Analyses were undertaken in the total study population of patients treated with CRT-D (n = 551) or CRT-P (n = 999) and in propensity-matched samples. Device choice was governed by the clinical guidelines in the United Kingdom. In univariable analyses of the total study population, for a maximum follow-up of 16 years (median 4.7 years, interquartile range 2.4-7.1), CRT-D was associated with a lower total mortality [hazard ratio (HR) 0.72] and the composite endpoints of total mortality or heart failure (HF) hospitalization (HR 0.72) and total mortality or hospitalization for major adverse cardiac events (MACE; HR 0.71) (all P < 0.001). After propensity matching (n = 796), CRT-D was associated with a lower total mortality (HR 0.72) and the composite endpoints (all P < 0.01).
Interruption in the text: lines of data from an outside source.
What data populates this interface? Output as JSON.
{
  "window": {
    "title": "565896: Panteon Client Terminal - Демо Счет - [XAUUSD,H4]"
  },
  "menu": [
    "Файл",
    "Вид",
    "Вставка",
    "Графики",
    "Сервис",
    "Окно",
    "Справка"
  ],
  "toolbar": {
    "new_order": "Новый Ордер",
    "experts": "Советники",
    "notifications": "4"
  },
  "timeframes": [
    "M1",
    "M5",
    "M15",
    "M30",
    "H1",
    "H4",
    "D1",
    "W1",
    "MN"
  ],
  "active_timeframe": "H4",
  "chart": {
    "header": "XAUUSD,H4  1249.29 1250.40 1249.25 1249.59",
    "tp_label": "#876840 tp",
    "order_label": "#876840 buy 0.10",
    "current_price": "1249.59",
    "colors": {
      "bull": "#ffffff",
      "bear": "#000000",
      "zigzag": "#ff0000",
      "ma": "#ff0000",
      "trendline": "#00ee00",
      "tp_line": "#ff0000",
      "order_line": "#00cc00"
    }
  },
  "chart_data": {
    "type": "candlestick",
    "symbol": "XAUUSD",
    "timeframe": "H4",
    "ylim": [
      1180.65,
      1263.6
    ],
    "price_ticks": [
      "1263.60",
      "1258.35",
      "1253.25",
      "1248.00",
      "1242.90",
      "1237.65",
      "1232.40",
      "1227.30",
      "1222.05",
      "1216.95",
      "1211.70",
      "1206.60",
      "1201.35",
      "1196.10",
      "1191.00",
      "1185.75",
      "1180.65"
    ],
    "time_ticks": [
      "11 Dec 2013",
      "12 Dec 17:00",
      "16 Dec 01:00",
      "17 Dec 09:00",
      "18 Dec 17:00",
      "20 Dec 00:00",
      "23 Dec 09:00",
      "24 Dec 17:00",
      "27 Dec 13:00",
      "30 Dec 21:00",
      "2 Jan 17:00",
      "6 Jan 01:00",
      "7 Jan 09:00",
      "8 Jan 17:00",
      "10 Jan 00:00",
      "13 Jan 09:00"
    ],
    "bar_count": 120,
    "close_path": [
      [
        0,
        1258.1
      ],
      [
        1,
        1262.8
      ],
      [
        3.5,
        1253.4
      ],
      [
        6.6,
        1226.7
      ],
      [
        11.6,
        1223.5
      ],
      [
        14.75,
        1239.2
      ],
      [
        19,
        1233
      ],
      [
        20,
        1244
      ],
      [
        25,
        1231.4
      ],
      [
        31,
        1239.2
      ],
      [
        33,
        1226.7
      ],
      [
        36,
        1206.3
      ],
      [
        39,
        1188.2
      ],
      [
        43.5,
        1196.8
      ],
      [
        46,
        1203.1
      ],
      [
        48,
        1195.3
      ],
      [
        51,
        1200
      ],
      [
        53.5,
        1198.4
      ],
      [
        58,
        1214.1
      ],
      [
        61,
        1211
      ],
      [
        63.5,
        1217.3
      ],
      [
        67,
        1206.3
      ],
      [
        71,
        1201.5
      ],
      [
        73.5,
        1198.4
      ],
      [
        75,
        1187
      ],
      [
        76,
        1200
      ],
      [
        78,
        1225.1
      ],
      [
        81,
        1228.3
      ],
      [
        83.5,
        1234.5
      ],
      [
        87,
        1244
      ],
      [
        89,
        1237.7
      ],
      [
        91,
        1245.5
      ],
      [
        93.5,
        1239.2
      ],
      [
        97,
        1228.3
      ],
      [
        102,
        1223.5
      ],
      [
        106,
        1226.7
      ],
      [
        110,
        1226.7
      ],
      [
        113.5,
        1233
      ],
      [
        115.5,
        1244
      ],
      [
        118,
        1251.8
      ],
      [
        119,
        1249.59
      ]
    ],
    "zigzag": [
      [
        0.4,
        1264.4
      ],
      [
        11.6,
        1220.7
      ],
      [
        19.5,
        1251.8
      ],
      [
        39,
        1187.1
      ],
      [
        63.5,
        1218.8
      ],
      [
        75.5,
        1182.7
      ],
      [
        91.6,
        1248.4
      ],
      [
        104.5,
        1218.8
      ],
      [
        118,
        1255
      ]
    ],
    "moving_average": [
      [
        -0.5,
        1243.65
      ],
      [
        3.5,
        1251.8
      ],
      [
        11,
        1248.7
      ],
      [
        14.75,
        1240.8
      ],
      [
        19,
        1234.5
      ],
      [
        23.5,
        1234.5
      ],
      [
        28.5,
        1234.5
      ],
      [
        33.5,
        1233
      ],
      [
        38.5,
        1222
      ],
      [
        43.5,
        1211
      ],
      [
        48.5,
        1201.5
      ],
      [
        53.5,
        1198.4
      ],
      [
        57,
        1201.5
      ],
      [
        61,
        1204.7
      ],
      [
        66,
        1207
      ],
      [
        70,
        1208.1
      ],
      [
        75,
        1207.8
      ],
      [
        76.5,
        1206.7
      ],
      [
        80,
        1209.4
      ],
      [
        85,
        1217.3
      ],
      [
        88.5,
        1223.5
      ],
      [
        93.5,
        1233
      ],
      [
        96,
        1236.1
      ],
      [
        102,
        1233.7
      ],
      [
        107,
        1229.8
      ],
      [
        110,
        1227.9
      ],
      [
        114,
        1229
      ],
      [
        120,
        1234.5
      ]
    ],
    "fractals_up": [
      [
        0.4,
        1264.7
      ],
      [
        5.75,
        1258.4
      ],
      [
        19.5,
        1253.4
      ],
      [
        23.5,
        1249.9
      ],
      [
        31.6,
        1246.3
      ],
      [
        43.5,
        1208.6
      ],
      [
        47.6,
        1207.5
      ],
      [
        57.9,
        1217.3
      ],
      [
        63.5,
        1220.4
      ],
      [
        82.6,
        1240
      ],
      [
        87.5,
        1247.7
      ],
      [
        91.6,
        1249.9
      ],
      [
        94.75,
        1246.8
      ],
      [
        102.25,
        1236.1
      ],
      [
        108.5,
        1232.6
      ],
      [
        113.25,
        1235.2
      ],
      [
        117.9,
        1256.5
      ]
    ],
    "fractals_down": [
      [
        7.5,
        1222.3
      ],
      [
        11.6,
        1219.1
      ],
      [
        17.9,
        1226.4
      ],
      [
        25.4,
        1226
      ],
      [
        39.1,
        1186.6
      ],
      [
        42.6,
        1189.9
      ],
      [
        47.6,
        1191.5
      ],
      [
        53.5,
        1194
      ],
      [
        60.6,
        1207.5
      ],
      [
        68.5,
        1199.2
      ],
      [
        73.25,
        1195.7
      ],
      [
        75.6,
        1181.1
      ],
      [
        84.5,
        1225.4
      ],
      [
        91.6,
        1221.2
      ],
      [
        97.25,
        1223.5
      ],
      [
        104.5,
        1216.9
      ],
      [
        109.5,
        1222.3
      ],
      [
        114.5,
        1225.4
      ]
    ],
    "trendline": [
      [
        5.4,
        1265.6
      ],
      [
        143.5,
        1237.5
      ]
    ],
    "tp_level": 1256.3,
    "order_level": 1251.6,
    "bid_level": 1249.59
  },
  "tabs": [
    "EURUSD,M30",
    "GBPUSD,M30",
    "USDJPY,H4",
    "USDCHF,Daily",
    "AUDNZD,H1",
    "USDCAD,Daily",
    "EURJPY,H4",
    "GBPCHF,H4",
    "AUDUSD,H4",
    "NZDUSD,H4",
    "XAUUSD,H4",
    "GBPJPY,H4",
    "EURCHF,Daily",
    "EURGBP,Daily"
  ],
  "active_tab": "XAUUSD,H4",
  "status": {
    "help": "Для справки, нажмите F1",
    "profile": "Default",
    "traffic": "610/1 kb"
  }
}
When further stratified according to aetiology, CRT-D was associated with a lower total mortality (HR 0.62), total mortality or HF hospitalization (HR 0.63), and total mortality or hospitalization for MACE (HR 0.59) (all P < 0.001) in patients with ischaemic cardiomyopathy (ICM). There were no differences in outcomes between CRT-D and CRT-P in patients with NICM.

Conclusion:

In this study of real-world clinical practice, CRT-D was superior to CRT-P with respect to total mortality and composite endpoints, independent of known confounders. The benefit of CRT-D was evident in ICM but not in NICM.